Setting forest fires is "ecological terrorism," Jewish National Fund chairman Efi Stenzler said yesterday, a day after a giant brush fire thought to have been started by arson devastated 3,500 dunams of forest land in the Beit Shemesh area. Thousands of animals, but no humans, were injured.
Police and firefighters said they suspected arson, but no arrests have been made.
Arson "constitutes terrorism that endangers life and property, and ecological terrorism that damages the air and oxygen we breath," said Stenzler. "We have to fight it with everything we've got: innovative technological devices, like installing cameras in forests, creating a JNF forest police and cooperating with the security forces."

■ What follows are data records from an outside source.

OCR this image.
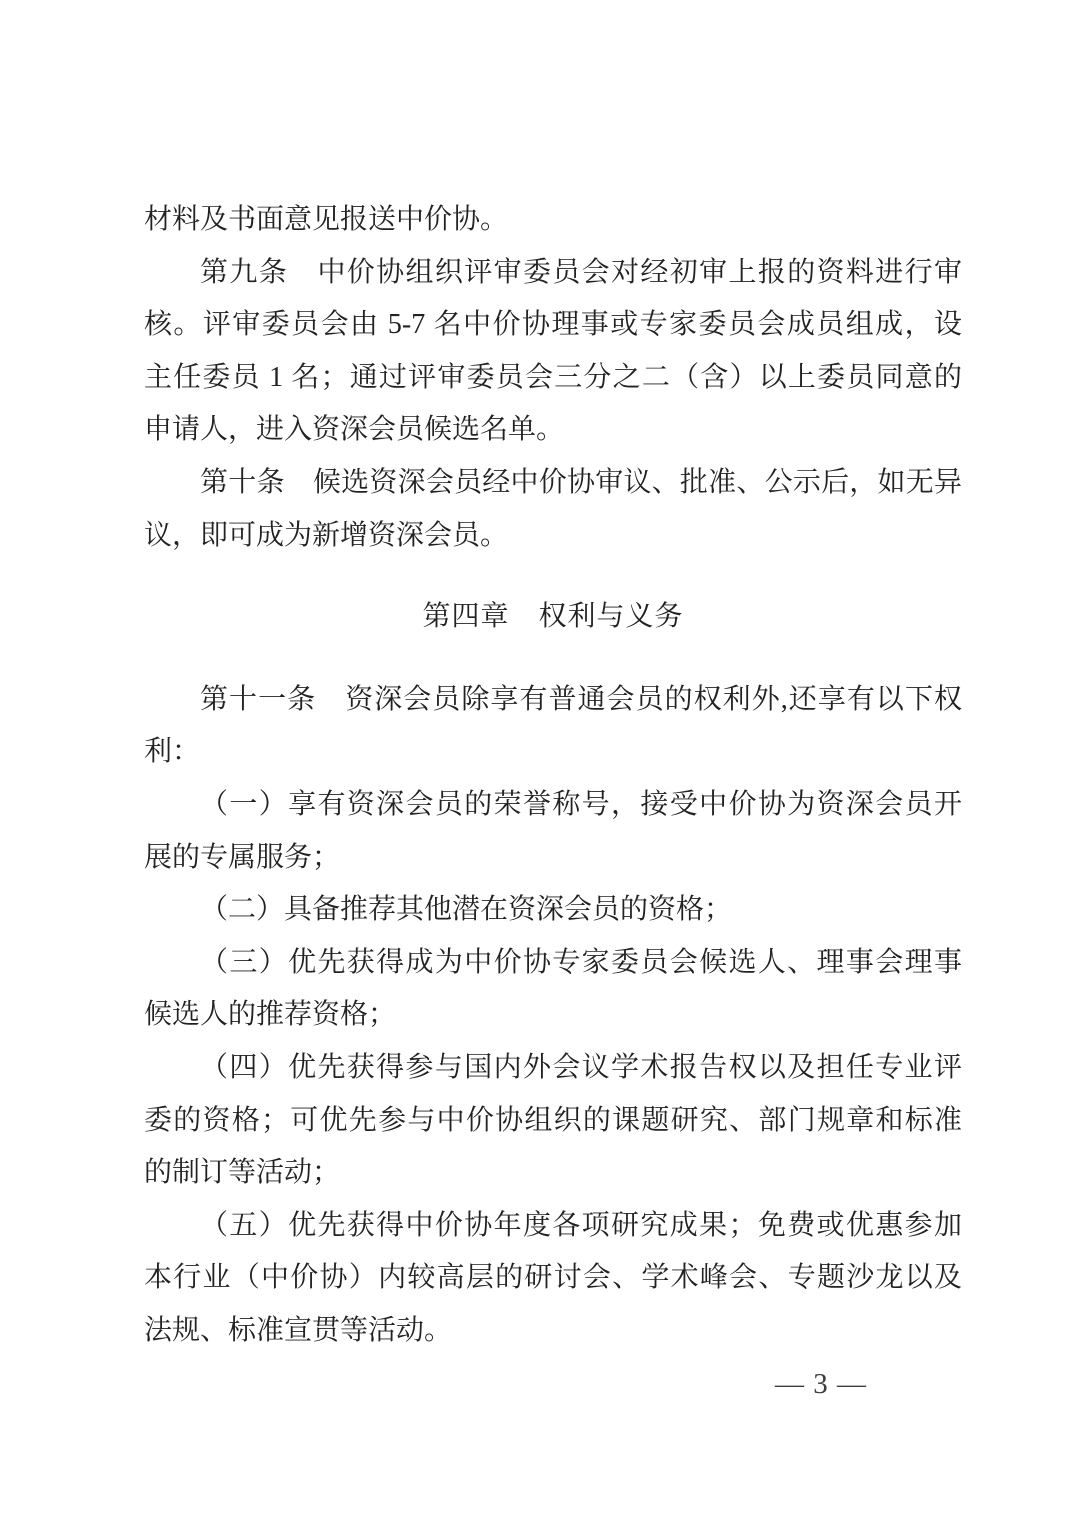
材料及书面意见报送中价协。
第九条　中价协组织评审委员会对经初审上报的资料进行审
核。评审委员会由 5-7 名中价协理事或专家委员会成员组成，设
主任委员 1 名；通过评审委员会三分之二（含）以上委员同意的
申请人，进入资深会员候选名单。
第十条　候选资深会员经中价协审议、批准、公示后，如无异
议，即可成为新增资深会员。
第四章　权利与义务
第十一条　资深会员除享有普通会员的权利外,还享有以下权
利：
（一）享有资深会员的荣誉称号，接受中价协为资深会员开
展的专属服务；
（二）具备推荐其他潜在资深会员的资格；
（三）优先获得成为中价协专家委员会候选人、理事会理事
候选人的推荐资格；
（四）优先获得参与国内外会议学术报告权以及担任专业评
委的资格；可优先参与中价协组织的课题研究、部门规章和标准
的制订等活动；
（五）优先获得中价协年度各项研究成果；免费或优惠参加
本行业（中价协）内较高层的研讨会、学术峰会、专题沙龙以及
法规、标准宣贯等活动。
— 3 —
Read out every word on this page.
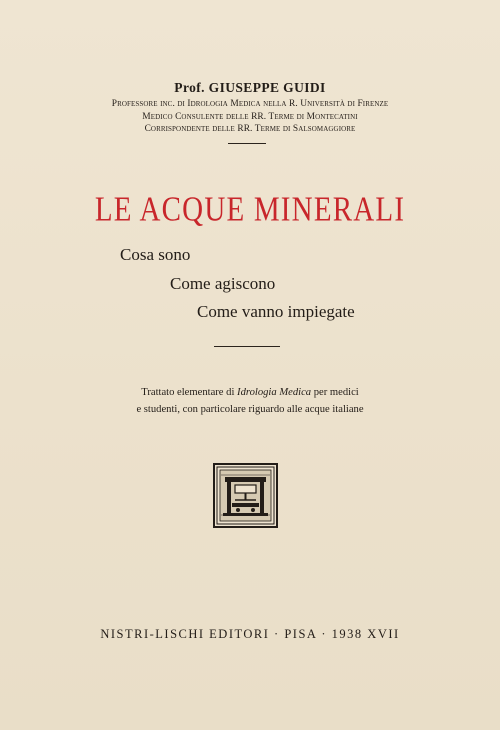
Prof. GIUSEPPE GUIDI
Professore inc. di Idrologia Medica nella R. Università di Firenze
Medico Consulente delle RR. Terme di Montecatini
Corrispondente delle RR. Terme di Salsomaggiore
LE ACQUE MINERALI
Cosa sono
Come agiscono
Come vanno impiegate
Trattato elementare di Idrologia Medica per medici
e studenti, con particolare riguardo alle acque italiane
NISTRI-LISCHI EDITORI · PISA · 1938 XVII
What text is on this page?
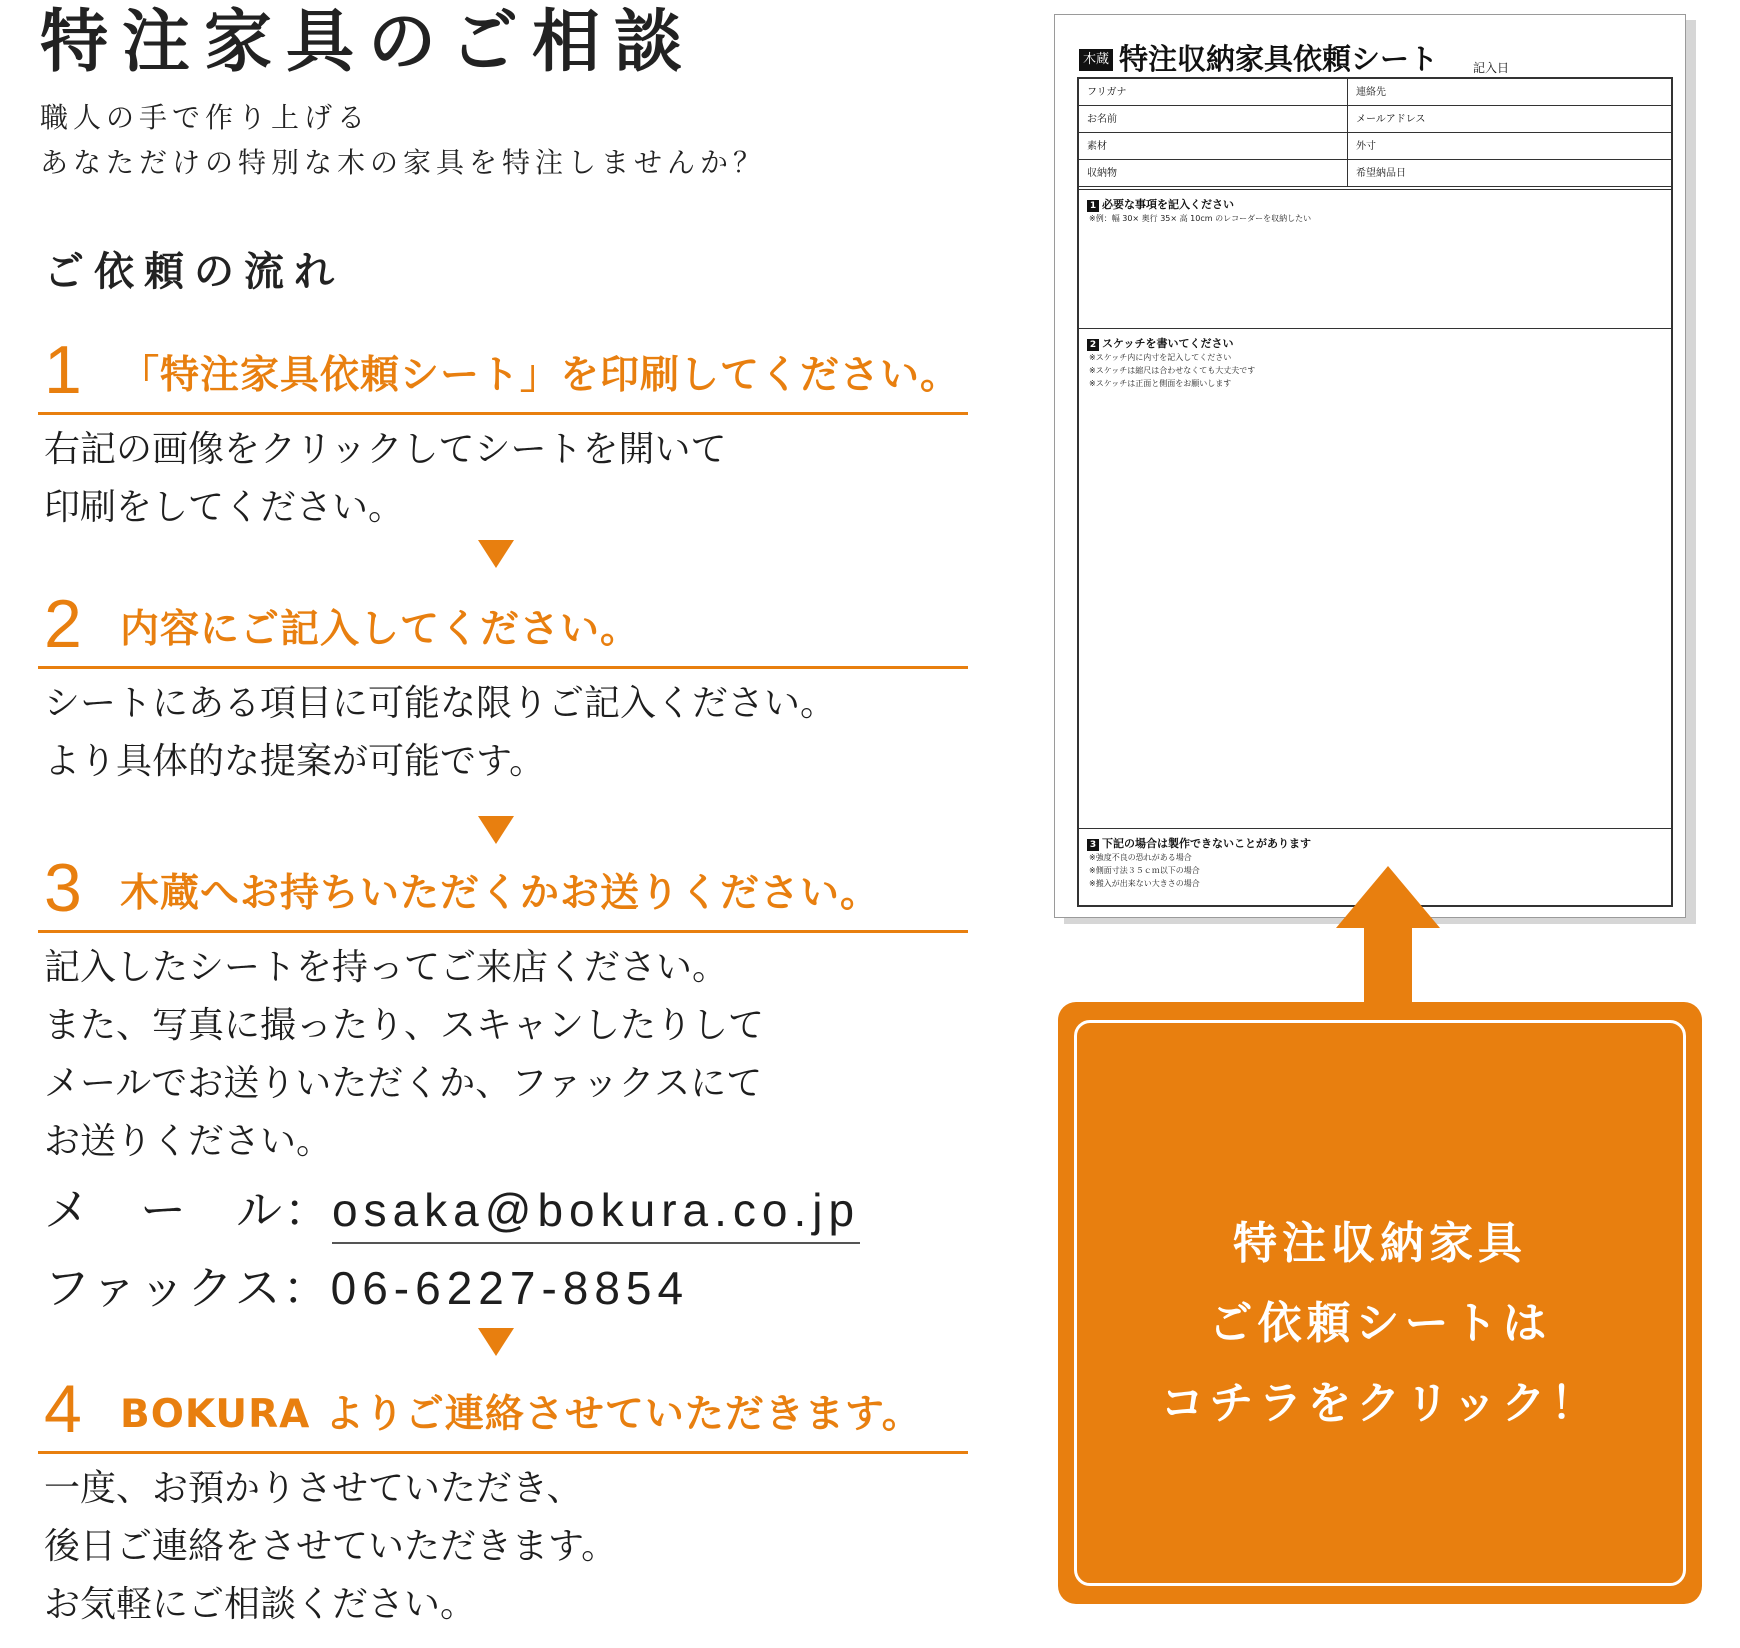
特注家具のご相談
職人の手で作り上げる
あなただけの特別な木の家具を特注しませんか？
ご依頼の流れ
1 「特注家具依頼シート」を印刷してください。
右記の画像をクリックしてシートを開いて
印刷をしてください。
2 内容にご記入してください。
シートにある項目に可能な限りご記入ください。
より具体的な提案が可能です。
3 木蔵へお持ちいただくかお送りください。
記入したシートを持ってご来店ください。
また、写真に撮ったり、スキャンしたりして
メールでお送りいただくか、ファックスにて
お送りください。
メ　ー　ル：osaka@bokura.co.jp
ファックス：06-6227-8854
4 BOKURA よりご連絡させていただきます。
一度、お預かりさせていただき、
後日ご連絡をさせていただきます。
お気軽にご相談ください。
木蔵 特注収納家具依頼シート	記入日
フリガナ
お名前
素材
収納物
連絡先
メールアドレス
外寸
希望納品日
1 必要な事項を記入ください
※例：幅 30× 奥行 35× 高 10cm のレコーダーを収納したい
2 スケッチを書いてください
※スケッチ内に内寸を記入してください
※スケッチは縮尺は合わせなくても大丈夫です
※スケッチは正面と側面をお願いします
3 下記の場合は製作できないことがあります
※強度不良の恐れがある場合
※側面寸法３５ｃｍ以下の場合
※搬入が出来ない大きさの場合
特注収納家具
ご依頼シートは
コチラをクリック！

Gilad Mastai, the JNF official responsible for the coastal plain region, said the fire was the largest in a decade and a half.
"It was the biggest fire we've had in the last 15 years and it was very difficult to put out," he said. "It will take a year at best just to clean up the enormous damage to the forest, and several years to restore it. This place was a wildlife habitat. We found burned tortoises, cows, jackals and lizards."

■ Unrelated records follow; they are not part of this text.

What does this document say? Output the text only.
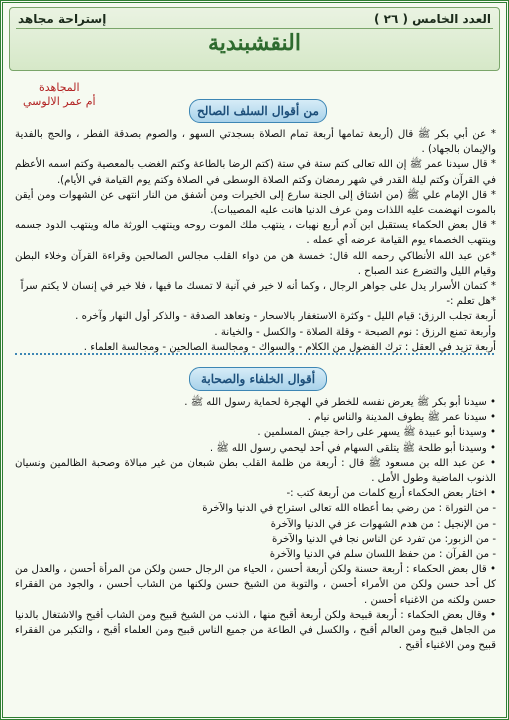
العدد الخامس ( ٢٦ )
إستراحة مجاهد
النقشبندية
المجاهدة
أم عمر الالوسي
من أقوال السلف الصالح

* عن أبي بكر ﷺ قال (أربعة تمامها أربعة تمام الصلاة بسجدتي السهو ، والصوم بصدقة الفطر ، والحج بالفدية والإيمان بالجهاد) .

* قال سيدنا عمر ﷺ إن الله تعالى كتم ستة في ستة (كتم الرضا بالطاعة وكتم الغضب بالمعصية وكتم اسمه الأعظم في القرآن وكتم ليلة القدر في شهر رمضان وكتم الصلاة الوسطى في الصلاة وكتم يوم القيامة في الأيام).

* قال الإمام علي ﷺ (من اشتاق إلى الجنة سارع إلى الخيرات ومن أشفق من النار انتهى عن الشهوات ومن أيقن بالموت انهضمت عليه اللذات ومن عرف الدنيا هانت عليه المصيبات).

* قال بعض الحكماء يستقبل ابن آدم أربع نهبات ، ينتهب ملك الموت روحه وينتهب الورثة ماله وينتهب الدود جسمه وينتهب الخصماء يوم القيامة عرضه أي عمله .

*عن عبد الله الأنطاكي رحمه الله قال: خمسة هن من دواء القلب مجالس الصالحين وقراءة القرآن وخلاء البطن وقيام الليل والتضرع عند الصباح .

* كتمان الأسرار يدل على جواهر الرجال ، وكما أنه لا خير في آنية لا تمسك ما فيها ، فلا خير في إنسان لا يكتم سراً

*هل تعلم :-

أربعة تجلب الرزق: قيام الليل - وكثرة الاستغفار بالاسحار - وتعاهد الصدقة - والذكر أول النهار وآخره .

وأربعة تمنع الرزق : نوم الصبحة - وقلة الصلاة - والكسل - والخيانة .

أربعة تزيد في العقل : ترك الفضول من الكلام - والسواك - ومجالسة الصالحين - ومجالسة العلماء .

أقوال الخلفاء والصحابة

• سيدنا أبو بكر ﷺ يعرض نفسه للخطر في الهجرة لحماية رسول الله ﷺ .

• سيدنا عمر ﷺ يطوف المدينة والناس نيام .

• وسيدنا أبو عبيدة ﷺ يسهر على راحة جيش المسلمين .

• وسيدنا أبو طلحة ﷺ يتلقى السهام في أحد ليحمي رسول الله ﷺ .

• عن عبد الله بن مسعود ﷺ قال : أربعة من ظلمة القلب بطن شبعان من غير مبالاة وصحبة الظالمين ونسيان الذنوب الماضية وطول الأمل .

• اختار بعض الحكماء أربع كلمات من أربعة كتب :-

- من التوراة : من رضي بما أعطاه الله تعالى استراح في الدنيا والآخرة

- من الإنجيل : من هدم الشهوات عز في الدنيا والآخرة

- من الزبور: من تفرد عن الناس نجا في الدنيا والآخرة

- من القرآن : من حفظ اللسان سلم في الدنيا والآخرة

• قال بعض الحكماء : أربعة حسنة ولكن أربعة أحسن ، الحياء من الرجال حسن ولكن من المرأة أحسن ، والعدل من كل أحد حسن ولكن من الأمراء أحسن ، والتوبة من الشيخ حسن ولكنها من الشاب أحسن ، والجود من الفقراء حسن ولكنه من الاغنياء أحسن .

• وقال بعض الحكماء : أربعة قبيحة ولكن أربعة أقبح منها ، الذنب من الشيخ قبيح ومن الشاب أقبح والاشتغال بالدنيا من الجاهل قبيح ومن العالم أقبح ، والكسل في الطاعة من جميع الناس قبيح ومن العلماء أقبح ، والتكبر من الفقراء قبيح ومن الاغنياء أقبح .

Some farmers said the firefighters were poorly equipped to deal with the raging flames, which destroyed farms, henhouses, plantations and fields, practically reaching the doors of some homes.
"Parrots and chickens were burned," said Doron Alali, who lives on Moshav Sdot Micha, which was affected by the fire. "It's not a matter of money. Fire trucks arrived with no water and no long pipes to put out the fire. It's miraculous that no lives were lost."